As a way forward, Bridgitte advocates urgent alignment to the SDGs, since they’re a globally understood and accepted framework. Some SDGs are within easy reach and the wine industry can quickly build success stories around them.

  • SDG 3: Good health and Wellbeing: “Our products used irresponsibly can be seen to do harm and we need to address this through active advocacy and harm reduction programmes e.g.
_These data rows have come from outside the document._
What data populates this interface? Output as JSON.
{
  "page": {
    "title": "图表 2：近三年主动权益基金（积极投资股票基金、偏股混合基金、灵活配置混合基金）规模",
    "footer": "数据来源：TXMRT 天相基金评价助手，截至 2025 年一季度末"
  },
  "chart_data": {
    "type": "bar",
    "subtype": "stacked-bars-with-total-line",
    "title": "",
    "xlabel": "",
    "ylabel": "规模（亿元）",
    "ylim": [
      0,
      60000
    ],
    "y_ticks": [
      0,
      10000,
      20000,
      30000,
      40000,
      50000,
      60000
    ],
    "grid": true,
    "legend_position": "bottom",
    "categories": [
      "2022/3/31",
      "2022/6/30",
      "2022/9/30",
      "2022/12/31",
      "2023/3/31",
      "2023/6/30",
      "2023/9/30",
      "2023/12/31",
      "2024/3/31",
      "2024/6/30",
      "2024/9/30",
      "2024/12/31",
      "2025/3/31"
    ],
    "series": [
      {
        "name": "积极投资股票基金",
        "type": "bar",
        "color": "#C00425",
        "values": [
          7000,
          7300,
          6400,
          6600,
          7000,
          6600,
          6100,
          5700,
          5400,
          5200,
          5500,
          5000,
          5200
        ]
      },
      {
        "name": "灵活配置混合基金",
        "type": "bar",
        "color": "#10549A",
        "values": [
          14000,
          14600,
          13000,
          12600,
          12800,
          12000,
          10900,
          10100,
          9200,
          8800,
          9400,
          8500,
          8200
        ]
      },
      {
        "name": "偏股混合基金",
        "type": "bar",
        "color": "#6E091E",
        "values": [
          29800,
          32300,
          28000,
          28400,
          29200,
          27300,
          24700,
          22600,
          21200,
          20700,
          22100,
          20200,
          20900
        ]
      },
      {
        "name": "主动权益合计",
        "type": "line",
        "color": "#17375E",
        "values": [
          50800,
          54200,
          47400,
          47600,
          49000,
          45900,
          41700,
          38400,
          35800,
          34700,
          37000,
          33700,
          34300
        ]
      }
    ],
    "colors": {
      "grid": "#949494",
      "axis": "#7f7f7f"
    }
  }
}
Foetal Alcohol syndrome programme and initiative support)
  • SDG 5: Gender Equality: “Fostering gender equality through the value chain from ownership, to labour, to suppliers, to entrepreneurs and within the industry both wine and tourism.”
  • SDG 6: Clean water and consumption: “Communicate existing examples of best in class water stewardship, water replenishment.”
  • SDG 8: Decent work and economic growth: “This is the difficult one in terms of perception but must be reviewed and reported.”
  • SDG 12: Responsible consumption and production: “Basically use less stuff to make stuff. Adoption of best practice approaches in viticulture already exist within the industry as a starting point.”
  • SDG 17: Partnership for the goals: “The industry cannot go this alone and partners are critical to achieve the desired outcomes.”

Trade associations and industry bodies are key to any policy and regulatory process, says Bridgitte. “Vinpro provides a unified structure for government to engage with. Government in general prefers to engage with an industry structure that provides a ‘unified, consensus type of view’ rather than individual organisations one at a time.”

“An industry voice that unites and can demonstrate support to the intended outcomes of a policy instrument while demonstrating its effect (both positive and negative) and possible unintended consequences on industry is critical for policy engagement,” says Bridgitte. “Robust, continued government engagement is critical; do not just approach government when there is a crisis or a problem. Government determines the policy playing field and regulatory frameworks and can become a key partner to unlocking value for the industry.”

In turn, the industry can review and reflect how policy instruments can assist in building the industry for the country and provide the country with a competitive edge and assist economic recovery, she says.

“Apart from people, planet and profit, we should consider our purpose – why are we doing what we’re doing – and make these elements part of our DNA,” says Bridgitte. “Once the industry is aligned on its purpose – the why – nothing can stop it growing from strength to strength.”